Contacted Google many months ago and got instructions on how to pull it back up but it didn't do so. Forgetting the passwords for the former blog and e-mail account didn't help. I got as far as I could upon setting up new passwords and hit the wall. I'm sure it's somehow accessible. I simply don't have a casual acquaintance to assist. Which is the object of this post... no one to help. No one to talk to.

I went for coffee at the local pub this morning. My mind reeling after reading that the Halloween parade in NYC just had to go on after the atrocity downtown. I was somewhat put out. I tried to have a conversation. "I wonder how many people know where Uzbekistan is?" I mentioned the absurdity noted and, no, the person did not know where Uzbekistan was. A few assertions were made on my part about rounding up all these aliens on the sort of visa the assassin had tempered by the question as to whether habeas corpus and the 4th and 5th Amendments applied. Well, the conversation went south and, yes, I was venting. Not exactly the right person to engage with in this regard.

The thing of it is I do know where Uzbekistan is. Over the years I've read several books (recall this one in particular) about the area pertaining to it's history from Alexander to the Silk Road to the interminable 'problem' of Afghanistan - "Isn't that the case, Dr. Watson?" Ah, yes, fabled Samarkand. Tamerlane. The Khans! Indeed; adjunct to the Raj and the Great Game. Get the picture? All this going on in my mind and no one to talk to.

So I halted my chat with the fellow and knew I had to go to the blog. Blimey if I don't feel better; less pent up. Still, I'd rather be with a real person. I don't need the couch but a talking cure with a human being would be splendid. Alas, there is no other recourse at the moment. I choose not to feel it is not a futile situation.

I made the last link because that's what was playing as I was writing. Went to coffee place after above encounter to sit down, get online and, er, relate. Same instance as mentioned the other day: usual people here, no one acknowledges your existence. Way it is. So the tune is playing and I ask the 'neighboring' individuals, "Is this Nina Simone?" No one heard me as they had their buds on in their personal universe but I couldn't see that because my glasses were off. But they could see me addressing them - they didn't bother to take the earphones off! Went to the nearest barista and asked him to look it up (I know they can.) and he sullenly did. Confirmed. Then the twenty-something persisted looking down his nose as if I'm incapable of doing the same operation but I don't wish to sign up for the come ons. Cup of coffee... big fucking deal. Sorry, but this is all very exasperating, the attitudes! The indifference. Halloween parades, though, because of the commercial aspect, now that's important.
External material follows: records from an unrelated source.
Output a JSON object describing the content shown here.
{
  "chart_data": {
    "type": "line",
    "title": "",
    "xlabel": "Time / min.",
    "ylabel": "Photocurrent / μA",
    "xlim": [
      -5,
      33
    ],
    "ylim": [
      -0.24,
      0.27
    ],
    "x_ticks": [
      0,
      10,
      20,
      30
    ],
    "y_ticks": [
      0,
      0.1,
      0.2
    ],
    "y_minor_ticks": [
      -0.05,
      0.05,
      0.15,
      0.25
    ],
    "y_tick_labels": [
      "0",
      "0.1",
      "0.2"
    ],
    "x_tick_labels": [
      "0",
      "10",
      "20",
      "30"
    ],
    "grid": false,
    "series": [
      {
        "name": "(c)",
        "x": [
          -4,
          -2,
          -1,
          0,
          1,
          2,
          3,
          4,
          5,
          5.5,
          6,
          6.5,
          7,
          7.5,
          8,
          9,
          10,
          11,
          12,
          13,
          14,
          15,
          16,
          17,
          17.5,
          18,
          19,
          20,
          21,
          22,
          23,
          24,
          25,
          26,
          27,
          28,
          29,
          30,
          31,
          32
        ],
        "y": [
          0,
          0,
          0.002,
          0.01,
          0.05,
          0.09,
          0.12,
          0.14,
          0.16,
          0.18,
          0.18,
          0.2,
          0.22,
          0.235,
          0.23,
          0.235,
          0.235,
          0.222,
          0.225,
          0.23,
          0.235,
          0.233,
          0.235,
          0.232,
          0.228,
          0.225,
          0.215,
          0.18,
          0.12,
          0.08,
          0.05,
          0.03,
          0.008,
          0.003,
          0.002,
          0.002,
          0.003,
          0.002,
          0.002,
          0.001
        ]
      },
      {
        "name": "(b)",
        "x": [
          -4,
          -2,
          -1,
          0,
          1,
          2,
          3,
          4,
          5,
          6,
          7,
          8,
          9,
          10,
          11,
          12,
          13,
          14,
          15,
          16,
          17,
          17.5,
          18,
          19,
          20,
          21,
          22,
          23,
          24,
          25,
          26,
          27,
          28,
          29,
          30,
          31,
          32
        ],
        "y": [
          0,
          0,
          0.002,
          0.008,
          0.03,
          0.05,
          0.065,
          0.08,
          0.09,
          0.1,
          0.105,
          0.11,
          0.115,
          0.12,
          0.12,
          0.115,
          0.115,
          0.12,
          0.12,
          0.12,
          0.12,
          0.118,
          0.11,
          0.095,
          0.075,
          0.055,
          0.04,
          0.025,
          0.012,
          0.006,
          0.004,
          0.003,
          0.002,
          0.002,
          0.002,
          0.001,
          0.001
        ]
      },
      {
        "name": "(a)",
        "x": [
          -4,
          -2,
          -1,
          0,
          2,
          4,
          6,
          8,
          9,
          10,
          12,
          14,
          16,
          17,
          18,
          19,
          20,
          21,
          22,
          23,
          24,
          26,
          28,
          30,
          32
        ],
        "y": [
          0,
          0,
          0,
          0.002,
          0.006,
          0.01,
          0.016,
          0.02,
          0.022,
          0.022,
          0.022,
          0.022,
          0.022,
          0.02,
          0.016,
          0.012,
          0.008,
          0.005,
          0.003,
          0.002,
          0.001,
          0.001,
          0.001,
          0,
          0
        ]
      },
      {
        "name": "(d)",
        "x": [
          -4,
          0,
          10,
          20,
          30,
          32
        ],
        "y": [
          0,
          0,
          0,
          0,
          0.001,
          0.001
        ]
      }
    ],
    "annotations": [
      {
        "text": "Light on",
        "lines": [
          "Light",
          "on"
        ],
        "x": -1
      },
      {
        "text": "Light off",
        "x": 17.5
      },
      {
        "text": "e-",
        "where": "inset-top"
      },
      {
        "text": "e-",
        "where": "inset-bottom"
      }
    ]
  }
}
That was another thing I saw. (Impossible to read the news without being whipsawed.) The Trump kid used his kids to make a political statement, dressing them in military and police garb. (I abhor Halloween.) Had them salute for a Tweet, la-de-da. Abhorrent. He should not have done that but farbeit for me to say what people should or should not do as that's nothing but TROUBLE as is often the case when dealing with CREEPS. Well, one of the late night TV creeps then skewers the Trump creep after he further Tweeted that he gave half of the kid's candy away to "Teach them about socialism."!!! The retort was vulgar. This stuff drives me nuts. Fortunately, this is playing presently. And this popped up while I secured the previous link. I refuse to feel the futility of living in a ridiculous day and age.

How are we to proceed? The picture is from another coffee place I used to visit. Not often, but the proprietor was friendly. She died. Leukemia. I will proceed with a sense of mortality and in the best humor I possible can. You can see, if you are one of the people who seem to be reading this, why I do it. It's not venting, per se, but moreso this.

Cute, huh? I'd rather be corporeally engaged. Believe me. This has to do.
I do not feel the futility of the circumstance at all. So help me God, I don't.
Now, I do feel good enough to go out and take some pictures. Of what?
Need to find some flowers STAT. Have got to keep myself occupied. Peacefully.